È entrata in vigore in Egitto una nuova legge antiterrorismo, voluta dal presidente Abdel Fattah al Sisi, che secondo molti osservatori internazionali è un tentativo del governo di reprimere la libertà di espressione e di dissenso.

Secondo la nuova legge:

  • I processi nei confronti di sospetti militanti islamici dovranno essere rapidamente portati davanti a tribunali appositi.
  • Creare o formare un gruppo terrorista potrà essere punito con la pena di morte o l’ergastolo. Chi sarà giudicato colpevole di aver aderito potrà essere condannato a dieci anni di carcere.
  • Chi finanzia un gruppo terrorista può essere condannato all’ergastolo.
  • Incitare alla violenza o creare siti web sospettati di diffondere messaggi terroristici potrà essere punito con il carcere da cinque a sette anni.
  • I giornalisti potranno ricevere multe dalle 200mila alle 500mila sterline egiziane (22mila-57mila euro) per aver contraddetto le versioni ufficiali sugli attacchi delle milizie islamiche.
  • Ai militari e ai poliziotti viene garantita una difesa legale in caso di denunce legate all’uso della forza “mentre sono nell’esercizio della loro missione”.

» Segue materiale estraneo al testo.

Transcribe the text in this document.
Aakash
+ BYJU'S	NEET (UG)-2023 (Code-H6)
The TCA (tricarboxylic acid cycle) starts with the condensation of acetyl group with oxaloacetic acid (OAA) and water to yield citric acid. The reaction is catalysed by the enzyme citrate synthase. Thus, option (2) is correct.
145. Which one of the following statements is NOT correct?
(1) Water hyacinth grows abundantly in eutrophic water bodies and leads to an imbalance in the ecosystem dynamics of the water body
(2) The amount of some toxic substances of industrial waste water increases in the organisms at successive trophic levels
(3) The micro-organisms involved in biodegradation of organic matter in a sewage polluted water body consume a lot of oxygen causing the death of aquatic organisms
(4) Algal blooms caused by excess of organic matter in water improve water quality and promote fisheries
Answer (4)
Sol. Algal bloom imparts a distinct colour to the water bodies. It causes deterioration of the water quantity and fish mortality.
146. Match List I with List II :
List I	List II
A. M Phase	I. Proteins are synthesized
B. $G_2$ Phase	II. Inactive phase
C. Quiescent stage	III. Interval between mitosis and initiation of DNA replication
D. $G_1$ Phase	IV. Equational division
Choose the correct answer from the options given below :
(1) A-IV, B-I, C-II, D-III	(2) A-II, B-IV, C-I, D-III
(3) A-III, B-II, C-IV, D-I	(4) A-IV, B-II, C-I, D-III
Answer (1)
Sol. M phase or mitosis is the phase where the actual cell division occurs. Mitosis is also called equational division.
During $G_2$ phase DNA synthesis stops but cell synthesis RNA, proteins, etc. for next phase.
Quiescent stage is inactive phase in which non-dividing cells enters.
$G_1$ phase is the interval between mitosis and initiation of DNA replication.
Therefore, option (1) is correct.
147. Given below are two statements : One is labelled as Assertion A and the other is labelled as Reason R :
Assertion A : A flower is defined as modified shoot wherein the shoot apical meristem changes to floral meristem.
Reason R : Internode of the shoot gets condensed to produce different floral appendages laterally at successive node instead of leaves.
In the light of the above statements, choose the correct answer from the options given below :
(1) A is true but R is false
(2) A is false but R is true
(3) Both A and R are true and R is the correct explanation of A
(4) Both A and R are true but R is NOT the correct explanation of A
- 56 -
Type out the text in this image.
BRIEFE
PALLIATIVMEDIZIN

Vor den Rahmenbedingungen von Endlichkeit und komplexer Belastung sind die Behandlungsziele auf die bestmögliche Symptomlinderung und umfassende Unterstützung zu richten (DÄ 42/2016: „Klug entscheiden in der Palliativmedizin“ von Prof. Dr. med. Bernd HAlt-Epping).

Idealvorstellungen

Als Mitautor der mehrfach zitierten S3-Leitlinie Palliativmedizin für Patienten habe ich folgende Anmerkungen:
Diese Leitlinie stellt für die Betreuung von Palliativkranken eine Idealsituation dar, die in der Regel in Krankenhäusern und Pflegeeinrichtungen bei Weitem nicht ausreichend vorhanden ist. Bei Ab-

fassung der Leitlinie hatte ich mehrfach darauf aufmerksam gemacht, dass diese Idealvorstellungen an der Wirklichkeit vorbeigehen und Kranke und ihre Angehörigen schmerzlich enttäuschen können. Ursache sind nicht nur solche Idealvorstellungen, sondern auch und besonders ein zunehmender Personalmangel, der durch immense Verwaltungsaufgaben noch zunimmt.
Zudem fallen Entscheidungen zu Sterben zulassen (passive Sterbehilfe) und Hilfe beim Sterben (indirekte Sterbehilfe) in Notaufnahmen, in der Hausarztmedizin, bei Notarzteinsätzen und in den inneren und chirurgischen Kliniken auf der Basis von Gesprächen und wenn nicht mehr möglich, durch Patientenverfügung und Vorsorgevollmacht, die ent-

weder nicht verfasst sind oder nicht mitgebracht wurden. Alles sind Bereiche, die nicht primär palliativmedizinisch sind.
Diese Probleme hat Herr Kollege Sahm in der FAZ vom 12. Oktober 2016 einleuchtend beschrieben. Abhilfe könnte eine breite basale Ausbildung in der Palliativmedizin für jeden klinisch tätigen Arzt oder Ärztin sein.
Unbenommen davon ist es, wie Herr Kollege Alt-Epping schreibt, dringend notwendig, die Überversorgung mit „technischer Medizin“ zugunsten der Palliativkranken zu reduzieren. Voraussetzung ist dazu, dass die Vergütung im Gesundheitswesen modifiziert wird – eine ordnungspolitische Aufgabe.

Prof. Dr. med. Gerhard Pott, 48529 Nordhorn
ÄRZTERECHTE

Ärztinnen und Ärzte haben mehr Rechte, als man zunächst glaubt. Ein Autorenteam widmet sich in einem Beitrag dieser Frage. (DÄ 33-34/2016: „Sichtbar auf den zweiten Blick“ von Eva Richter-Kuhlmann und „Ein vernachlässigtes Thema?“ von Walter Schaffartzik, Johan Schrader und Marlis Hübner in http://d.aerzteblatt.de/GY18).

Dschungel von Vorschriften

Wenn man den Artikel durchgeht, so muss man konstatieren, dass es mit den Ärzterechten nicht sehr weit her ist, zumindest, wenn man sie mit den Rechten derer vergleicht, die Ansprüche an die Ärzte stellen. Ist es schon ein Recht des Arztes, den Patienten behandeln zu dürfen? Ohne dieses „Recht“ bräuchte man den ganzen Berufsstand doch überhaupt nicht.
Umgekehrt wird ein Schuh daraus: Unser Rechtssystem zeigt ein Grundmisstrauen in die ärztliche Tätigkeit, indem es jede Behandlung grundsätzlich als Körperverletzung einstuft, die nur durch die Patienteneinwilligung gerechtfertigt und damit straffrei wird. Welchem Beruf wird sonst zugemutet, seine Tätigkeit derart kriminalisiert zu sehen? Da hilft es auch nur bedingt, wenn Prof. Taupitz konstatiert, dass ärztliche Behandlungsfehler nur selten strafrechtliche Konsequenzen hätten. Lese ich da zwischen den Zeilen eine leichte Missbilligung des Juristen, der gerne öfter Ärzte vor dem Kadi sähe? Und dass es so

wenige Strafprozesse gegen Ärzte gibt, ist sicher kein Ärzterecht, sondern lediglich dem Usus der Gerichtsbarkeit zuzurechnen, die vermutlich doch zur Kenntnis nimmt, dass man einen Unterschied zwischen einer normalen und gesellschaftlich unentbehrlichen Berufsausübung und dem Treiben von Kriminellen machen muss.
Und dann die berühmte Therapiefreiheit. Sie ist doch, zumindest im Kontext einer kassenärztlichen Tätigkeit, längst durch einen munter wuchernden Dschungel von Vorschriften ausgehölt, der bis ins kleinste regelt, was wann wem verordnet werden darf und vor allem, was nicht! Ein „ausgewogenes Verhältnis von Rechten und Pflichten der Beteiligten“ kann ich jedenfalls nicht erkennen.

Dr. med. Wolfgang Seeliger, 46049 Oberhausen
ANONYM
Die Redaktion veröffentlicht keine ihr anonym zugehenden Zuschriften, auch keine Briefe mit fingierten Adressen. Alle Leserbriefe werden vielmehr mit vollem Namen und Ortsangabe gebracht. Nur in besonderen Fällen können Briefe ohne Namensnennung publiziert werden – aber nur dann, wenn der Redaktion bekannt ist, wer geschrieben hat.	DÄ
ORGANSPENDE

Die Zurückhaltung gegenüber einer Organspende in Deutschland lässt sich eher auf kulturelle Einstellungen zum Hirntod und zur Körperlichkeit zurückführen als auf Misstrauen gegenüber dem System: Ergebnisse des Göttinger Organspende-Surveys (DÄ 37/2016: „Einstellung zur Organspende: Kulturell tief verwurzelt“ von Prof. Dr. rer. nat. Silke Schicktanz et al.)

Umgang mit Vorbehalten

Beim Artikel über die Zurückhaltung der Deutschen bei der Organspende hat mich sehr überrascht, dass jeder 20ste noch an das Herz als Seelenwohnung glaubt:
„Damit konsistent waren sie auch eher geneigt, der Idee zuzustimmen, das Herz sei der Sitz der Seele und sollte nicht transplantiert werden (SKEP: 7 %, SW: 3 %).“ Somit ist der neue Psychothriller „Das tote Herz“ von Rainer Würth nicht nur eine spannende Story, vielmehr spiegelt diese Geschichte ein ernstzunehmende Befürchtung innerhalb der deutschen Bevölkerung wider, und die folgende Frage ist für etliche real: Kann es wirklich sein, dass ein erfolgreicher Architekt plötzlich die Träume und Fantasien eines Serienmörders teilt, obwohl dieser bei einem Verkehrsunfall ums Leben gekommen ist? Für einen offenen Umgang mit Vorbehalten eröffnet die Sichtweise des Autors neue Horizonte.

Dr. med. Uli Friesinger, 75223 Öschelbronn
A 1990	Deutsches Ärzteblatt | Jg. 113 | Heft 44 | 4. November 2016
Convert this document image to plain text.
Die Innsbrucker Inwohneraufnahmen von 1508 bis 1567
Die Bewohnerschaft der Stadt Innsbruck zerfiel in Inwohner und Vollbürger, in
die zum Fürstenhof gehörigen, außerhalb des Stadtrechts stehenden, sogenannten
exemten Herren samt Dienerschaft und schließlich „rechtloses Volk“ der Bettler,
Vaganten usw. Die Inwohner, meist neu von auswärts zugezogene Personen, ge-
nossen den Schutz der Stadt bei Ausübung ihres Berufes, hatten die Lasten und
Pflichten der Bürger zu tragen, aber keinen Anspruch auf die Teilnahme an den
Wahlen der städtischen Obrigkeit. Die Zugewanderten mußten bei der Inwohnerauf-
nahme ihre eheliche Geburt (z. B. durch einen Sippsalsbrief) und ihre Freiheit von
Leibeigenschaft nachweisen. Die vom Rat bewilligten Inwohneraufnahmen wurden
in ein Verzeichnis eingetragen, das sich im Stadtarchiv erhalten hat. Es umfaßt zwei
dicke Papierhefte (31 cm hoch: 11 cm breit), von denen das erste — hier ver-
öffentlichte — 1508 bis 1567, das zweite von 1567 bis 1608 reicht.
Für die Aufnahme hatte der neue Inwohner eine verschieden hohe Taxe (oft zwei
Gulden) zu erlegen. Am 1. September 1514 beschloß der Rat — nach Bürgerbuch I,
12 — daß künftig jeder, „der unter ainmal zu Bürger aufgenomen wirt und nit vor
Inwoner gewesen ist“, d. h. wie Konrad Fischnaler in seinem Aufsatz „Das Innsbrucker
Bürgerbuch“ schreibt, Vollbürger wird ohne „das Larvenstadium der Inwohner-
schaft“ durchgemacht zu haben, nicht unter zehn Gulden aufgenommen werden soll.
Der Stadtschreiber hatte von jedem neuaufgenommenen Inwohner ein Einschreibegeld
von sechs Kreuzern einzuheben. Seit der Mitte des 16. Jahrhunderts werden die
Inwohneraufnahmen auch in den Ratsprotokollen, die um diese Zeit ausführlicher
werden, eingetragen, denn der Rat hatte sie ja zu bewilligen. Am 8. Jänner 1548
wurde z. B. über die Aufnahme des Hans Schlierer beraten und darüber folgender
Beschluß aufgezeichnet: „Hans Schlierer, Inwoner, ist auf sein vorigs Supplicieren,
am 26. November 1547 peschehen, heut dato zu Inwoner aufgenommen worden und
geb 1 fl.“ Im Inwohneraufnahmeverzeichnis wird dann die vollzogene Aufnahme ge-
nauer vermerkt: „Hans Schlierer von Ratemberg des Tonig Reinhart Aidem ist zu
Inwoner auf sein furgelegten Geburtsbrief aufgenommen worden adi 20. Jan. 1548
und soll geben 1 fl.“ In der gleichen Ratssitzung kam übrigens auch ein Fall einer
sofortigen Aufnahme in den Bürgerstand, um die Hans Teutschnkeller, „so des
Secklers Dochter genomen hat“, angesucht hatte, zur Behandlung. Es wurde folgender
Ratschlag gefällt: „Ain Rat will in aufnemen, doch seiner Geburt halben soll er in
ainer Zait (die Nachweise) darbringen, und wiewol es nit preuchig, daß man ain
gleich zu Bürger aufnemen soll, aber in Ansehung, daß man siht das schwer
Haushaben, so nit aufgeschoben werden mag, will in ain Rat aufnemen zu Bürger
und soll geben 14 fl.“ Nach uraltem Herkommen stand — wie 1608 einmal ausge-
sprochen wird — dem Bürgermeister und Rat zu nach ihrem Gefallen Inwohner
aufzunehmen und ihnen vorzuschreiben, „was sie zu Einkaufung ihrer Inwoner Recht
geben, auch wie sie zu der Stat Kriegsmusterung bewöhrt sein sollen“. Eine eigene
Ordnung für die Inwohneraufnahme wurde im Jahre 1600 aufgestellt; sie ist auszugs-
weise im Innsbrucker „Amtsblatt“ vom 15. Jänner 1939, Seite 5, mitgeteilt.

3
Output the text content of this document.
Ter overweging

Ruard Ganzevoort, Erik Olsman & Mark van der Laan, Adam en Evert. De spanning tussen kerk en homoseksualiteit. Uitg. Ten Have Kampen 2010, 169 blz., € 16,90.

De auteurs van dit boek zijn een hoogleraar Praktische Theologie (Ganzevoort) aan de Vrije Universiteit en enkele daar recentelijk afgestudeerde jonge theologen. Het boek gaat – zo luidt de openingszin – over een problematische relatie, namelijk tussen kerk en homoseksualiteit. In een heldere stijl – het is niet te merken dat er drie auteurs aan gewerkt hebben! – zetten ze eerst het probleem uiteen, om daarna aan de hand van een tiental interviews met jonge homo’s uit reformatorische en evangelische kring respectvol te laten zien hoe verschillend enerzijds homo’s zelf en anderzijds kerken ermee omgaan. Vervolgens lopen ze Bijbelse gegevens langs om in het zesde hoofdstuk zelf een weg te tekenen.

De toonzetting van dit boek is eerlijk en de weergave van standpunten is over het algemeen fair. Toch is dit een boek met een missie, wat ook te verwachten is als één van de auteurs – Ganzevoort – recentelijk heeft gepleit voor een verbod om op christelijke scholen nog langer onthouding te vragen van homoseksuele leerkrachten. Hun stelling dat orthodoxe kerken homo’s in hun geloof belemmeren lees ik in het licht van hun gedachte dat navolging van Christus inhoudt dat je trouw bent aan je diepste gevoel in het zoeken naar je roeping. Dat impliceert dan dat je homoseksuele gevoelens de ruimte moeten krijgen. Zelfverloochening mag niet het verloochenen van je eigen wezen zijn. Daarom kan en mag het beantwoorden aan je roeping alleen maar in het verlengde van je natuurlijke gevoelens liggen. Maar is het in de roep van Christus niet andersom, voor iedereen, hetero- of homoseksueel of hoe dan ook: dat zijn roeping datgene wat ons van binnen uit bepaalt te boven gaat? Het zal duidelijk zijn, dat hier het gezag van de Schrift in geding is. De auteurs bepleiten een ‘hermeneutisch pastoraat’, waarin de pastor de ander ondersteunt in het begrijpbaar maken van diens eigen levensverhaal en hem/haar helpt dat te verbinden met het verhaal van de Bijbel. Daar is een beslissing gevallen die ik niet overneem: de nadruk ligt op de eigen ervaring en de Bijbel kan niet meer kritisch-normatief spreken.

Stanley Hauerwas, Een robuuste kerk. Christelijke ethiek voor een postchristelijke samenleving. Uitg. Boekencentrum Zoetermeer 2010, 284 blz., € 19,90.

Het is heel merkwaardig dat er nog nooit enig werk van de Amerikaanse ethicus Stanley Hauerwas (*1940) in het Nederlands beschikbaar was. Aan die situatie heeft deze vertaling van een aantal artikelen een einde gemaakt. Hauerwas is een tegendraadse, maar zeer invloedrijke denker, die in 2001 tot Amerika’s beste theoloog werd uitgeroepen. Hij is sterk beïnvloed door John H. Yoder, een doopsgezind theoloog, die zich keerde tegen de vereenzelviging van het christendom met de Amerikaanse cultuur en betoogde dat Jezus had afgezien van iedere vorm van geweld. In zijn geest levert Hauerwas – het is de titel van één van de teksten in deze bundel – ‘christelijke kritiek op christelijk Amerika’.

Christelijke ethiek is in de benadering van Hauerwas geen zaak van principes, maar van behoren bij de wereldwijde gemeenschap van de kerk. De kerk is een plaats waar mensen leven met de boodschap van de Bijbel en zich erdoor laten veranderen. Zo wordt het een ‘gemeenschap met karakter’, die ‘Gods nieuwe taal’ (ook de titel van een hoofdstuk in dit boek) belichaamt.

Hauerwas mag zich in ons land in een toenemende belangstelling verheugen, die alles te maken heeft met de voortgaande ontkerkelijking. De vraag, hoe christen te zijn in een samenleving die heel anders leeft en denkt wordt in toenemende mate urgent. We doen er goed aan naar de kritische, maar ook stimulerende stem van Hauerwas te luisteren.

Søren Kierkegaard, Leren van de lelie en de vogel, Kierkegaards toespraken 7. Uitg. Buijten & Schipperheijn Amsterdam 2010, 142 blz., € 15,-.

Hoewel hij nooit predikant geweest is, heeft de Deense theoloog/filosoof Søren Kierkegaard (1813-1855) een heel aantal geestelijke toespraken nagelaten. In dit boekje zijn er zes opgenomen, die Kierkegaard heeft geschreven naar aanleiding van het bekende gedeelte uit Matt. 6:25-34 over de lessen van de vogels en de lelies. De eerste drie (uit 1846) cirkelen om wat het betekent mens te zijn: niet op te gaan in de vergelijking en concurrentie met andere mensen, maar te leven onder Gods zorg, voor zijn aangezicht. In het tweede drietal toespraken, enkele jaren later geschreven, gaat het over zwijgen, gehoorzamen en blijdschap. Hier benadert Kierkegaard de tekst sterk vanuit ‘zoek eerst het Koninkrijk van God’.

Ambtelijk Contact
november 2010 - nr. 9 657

Secondo il Committee to protect journalists, sono almeno 22 i giornalisti in carcere in Egitto: la maggior parte è accusata di appartenere o appoggiare l’attività dei Fratelli musulmani. Tra loro c’è il fotografo freelance Mahmoud Abou Zeid, detto Shawkan, che si trova in prigione da due anni senza processo. Il 17 agosto avrebbe dovuto tenersi la prima udienza, ma è stata di nuovo rimandata.